Virginia-Raffaele-1Così Sanremo 2016 è stata un’occasione d’oro per due saggi di bravura assoluta. Giusto il solito paradosso, se la Ferilli è così presente ai nostri occhi (seduta sul divano in veste di artiggiana della qualità), da permetterci di godere soprattutto della verosimiglianza dell’imitazione, se la Belen pieghevole e reclinabile, trampoliera e fotomaniaca è tanto fedele all’originale da suggerire un dubbio di omozigosi, la cifra specifica della Raffaele emerge in tutta la sua genialità con Carla Fracci e Donatella Versace. Per la Fracci, la compitezza compressa di tutta una vita spesa nell’aplomb delle movenze e dell’eloquio, spinta al limite del sussiego, che alla fine si libera in quei cazzi per mazzi, o in quei passi di danza dai raffinati nomi francesi trasformati in mosse di karate micidiali per chiunque le si metta di traverso. La chirurgia estetica della Frankenstein-Versace di gomma e silicone, che perde pezzi e si deforma. Un corpo fuori controllo, con la testa rovesciata di novanta gradi e la palpebra caduta. La sua strafottente ed esilarante sprezzatura, che è quella di chi può fregarsene del cerimoniale e delle regole, e vuole accendersi una sigaretta sul palco dell’Ariston in prima serata. In tutti i casi, le imitazioni della Raffaele colgono sempre il tratto mostruoso dell’altra, e lo restituiscono senza pietà. E, se di tutte, la voce più mostruosa che si possa immaginare è quella sintetica e inumana, non è un caso che l’imitazione in cui la Raffaele raggiunge la perfezione assoluta sia proprio quella dei risponditori automatici.

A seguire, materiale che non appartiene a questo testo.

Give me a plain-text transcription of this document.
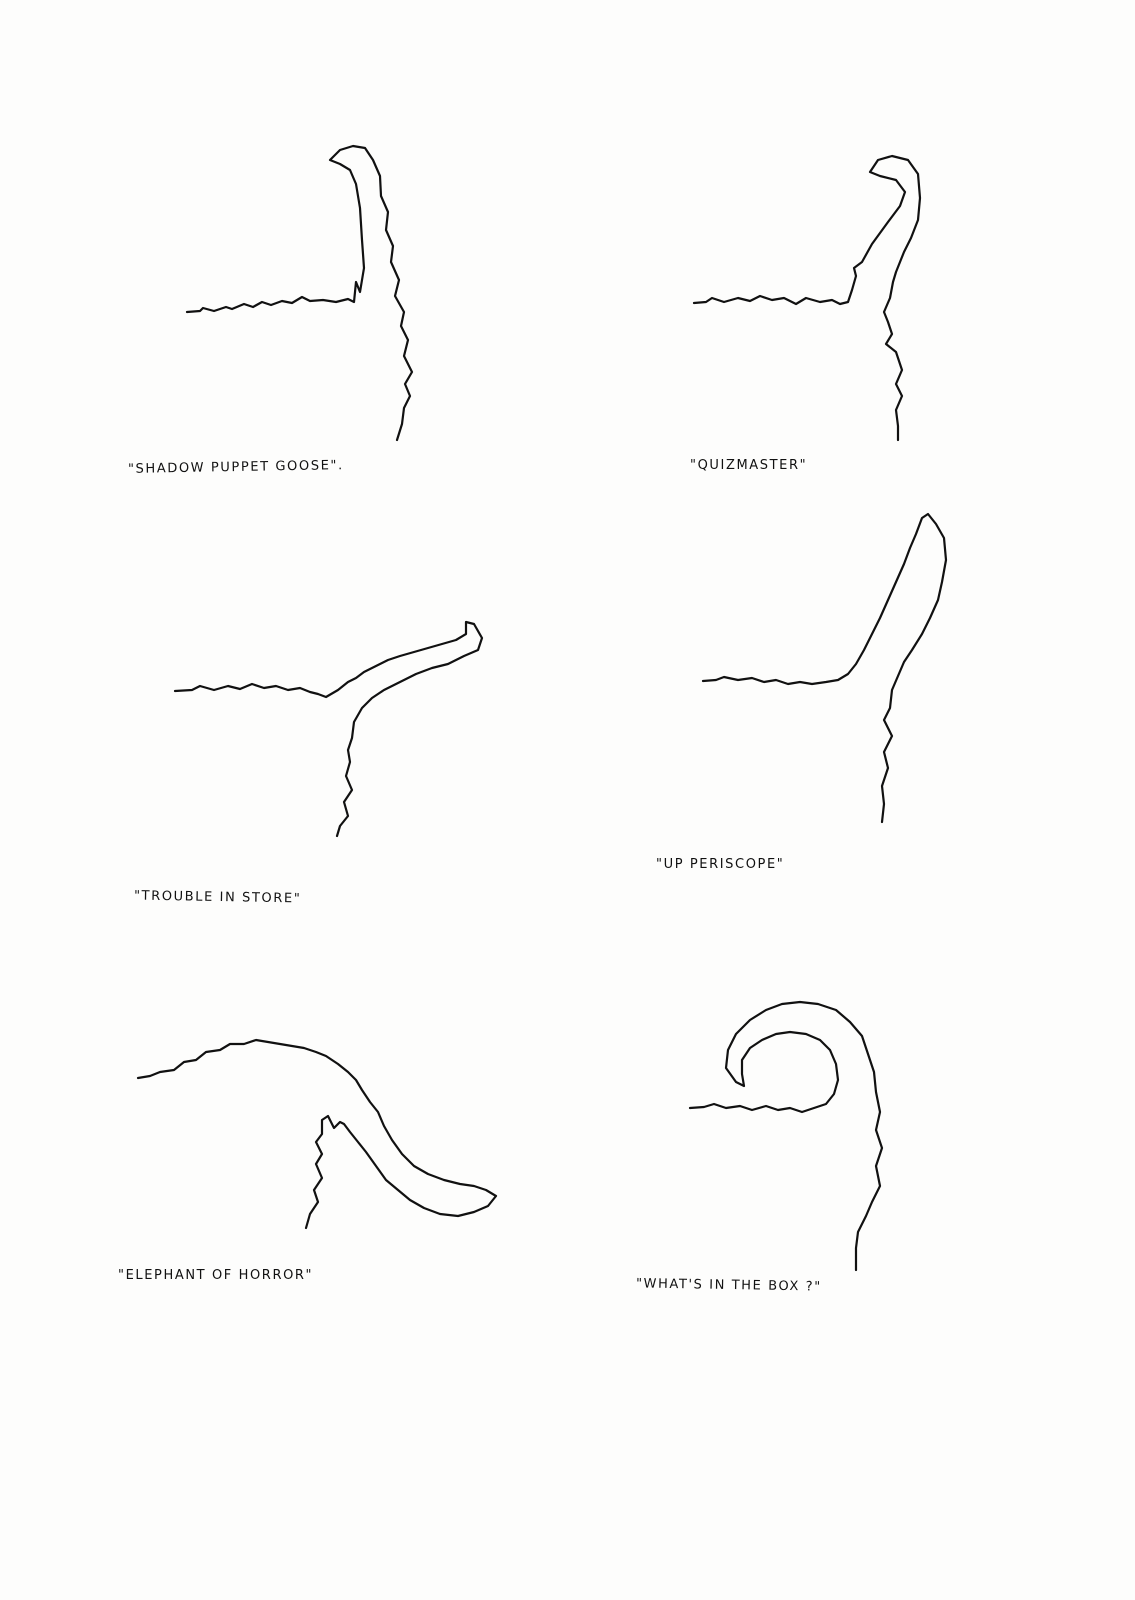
"SHADOW PUPPET GOOSE".	"QUIZMASTER"
"TROUBLE IN STORE"
"UP PERISCOPE"
"ELEPHANT OF HORROR"
"WHAT'S IN THE BOX ?"
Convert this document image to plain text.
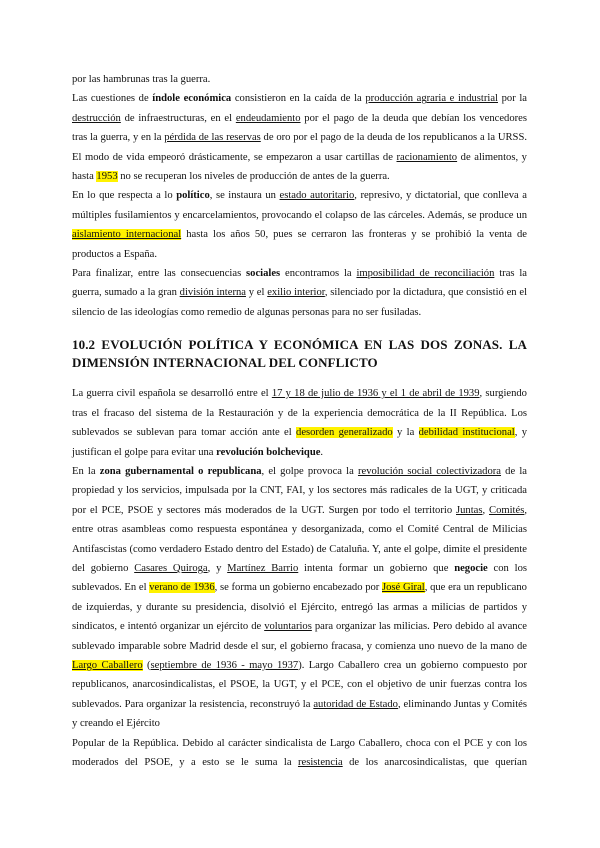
por las hambrunas tras la guerra.

Las cuestiones de índole económica consistieron en la caída de la producción agraria e industrial por la destrucción de infraestructuras, en el endeudamiento por el pago de la deuda que debían los vencedores tras la guerra, y en la pérdida de las reservas de oro por el pago de la deuda de los republicanos a la URSS. El modo de vida empeoró drásticamente, se empezaron a usar cartillas de racionamiento de alimentos, y hasta 1953 no se recuperan los niveles de producción de antes de la guerra.

En lo que respecta a lo político, se instaura un estado autoritario, represivo, y dictatorial, que conlleva a múltiples fusilamientos y encarcelamientos, provocando el colapso de las cárceles. Además, se produce un aislamiento internacional hasta los años 50, pues se cerraron las fronteras y se prohibió la venta de productos a España.

Para finalizar, entre las consecuencias sociales encontramos la imposibilidad de reconciliación tras la guerra, sumado a la gran división interna y el exilio interior, silenciado por la dictadura, que consistió en el silencio de las ideologías como remedio de algunas personas para no ser fusiladas.

10.2 EVOLUCIÓN POLÍTICA Y ECONÓMICA EN LAS DOS ZONAS. LA DIMENSIÓN INTERNACIONAL DEL CONFLICTO

La guerra civil española se desarrolló entre el 17 y 18 de julio de 1936 y el 1 de abril de 1939, surgiendo tras el fracaso del sistema de la Restauración y de la experiencia democrática de la II República. Los sublevados se sublevan para tomar acción ante el desorden generalizado y la debilidad institucional, y justifican el golpe para evitar una revolución bolchevique.

En la zona gubernamental o republicana, el golpe provoca la revolución social colectivizadora de la propiedad y los servicios, impulsada por la CNT, FAI, y los sectores más radicales de la UGT, y criticada por el PCE, PSOE y sectores más moderados de la UGT. Surgen por todo el territorio Juntas, Comités, entre otras asambleas como respuesta espontánea y desorganizada, como el Comité Central de Milicias Antifascistas (como verdadero Estado dentro del Estado) de Cataluña. Y, ante el golpe, dimite el presidente del gobierno Casares Quiroga, y Martínez Barrio intenta formar un gobierno que negocie con los sublevados. En el verano de 1936, se forma un gobierno encabezado por José Giral, que era un republicano de izquierdas, y durante su presidencia, disolvió el Ejército, entregó las armas a milicias de partidos y sindicatos, e intentó organizar un ejército de voluntarios para organizar las milicias. Pero debido al avance sublevado imparable sobre Madrid desde el sur, el gobierno fracasa, y comienza uno nuevo de la mano de Largo Caballero (septiembre de 1936 - mayo 1937). Largo Caballero crea un gobierno compuesto por republicanos, anarcosindicalistas, el PSOE, la UGT, y el PCE, con el objetivo de unir fuerzas contra los sublevados. Para organizar la resistencia, reconstruyó la autoridad de Estado, eliminando Juntas y Comités y creando el Ejército

Popular de la República. Debido al carácter sindicalista de Largo Caballero, choca con el PCE y con los moderados del PSOE, y a esto se le suma la resistencia de los anarcosindicalistas, que querían
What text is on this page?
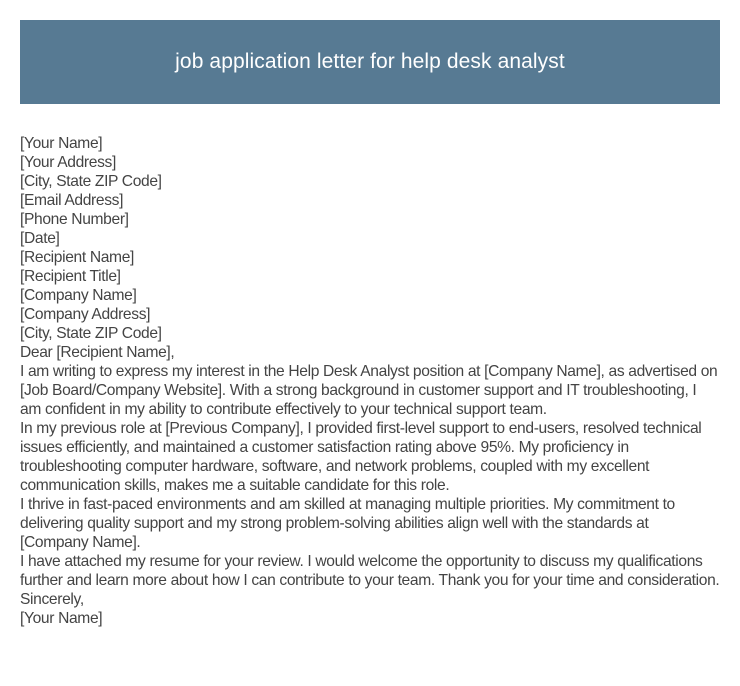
job application letter for help desk analyst

[Your Name]

[Your Address]

[City, State ZIP Code]

[Email Address]

[Phone Number]

[Date]

[Recipient Name]

[Recipient Title]

[Company Name]

[Company Address]

[City, State ZIP Code]

Dear [Recipient Name],

I am writing to express my interest in the Help Desk Analyst position at [Company Name], as advertised on [Job Board/Company Website]. With a strong background in customer support and IT troubleshooting, I am confident in my ability to contribute effectively to your technical support team.

In my previous role at [Previous Company], I provided first-level support to end-users, resolved technical issues efficiently, and maintained a customer satisfaction rating above 95%. My proficiency in troubleshooting computer hardware, software, and network problems, coupled with my excellent communication skills, makes me a suitable candidate for this role.

I thrive in fast-paced environments and am skilled at managing multiple priorities. My commitment to delivering quality support and my strong problem-solving abilities align well with the standards at [Company Name].

I have attached my resume for your review. I would welcome the opportunity to discuss my qualifications further and learn more about how I can contribute to your team. Thank you for your time and consideration.

Sincerely,

[Your Name]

E allora sbagliano le celebrità quando se la prendono per essersi guardate in questo specchio deformante. Sbagliano, e non solo perché, come sappiamo, non c’è imitazione che non testimoni anche ammirazione, per quanto perversa. Sbagliano perché le imitazioni di Virginia Raffaele sono anche un esorcismo: costringono i demoni allo scoperto e ce ne liberano con una risata. Sbagliano perché non tengono conto della verità elementare di quello splendido modo di dire americano: it takes one to know one. Sbagliano perché, se è vero che l’imitazione può ferire, dovrebbero infine chiedersi quale sia il prezzo che costa tutto questo talento a chi lo porta addosso:

Gesù gli domandò: «Qual è il tuo nome?»

Egli rispose: «Il mio nome è Legione perché siamo molti».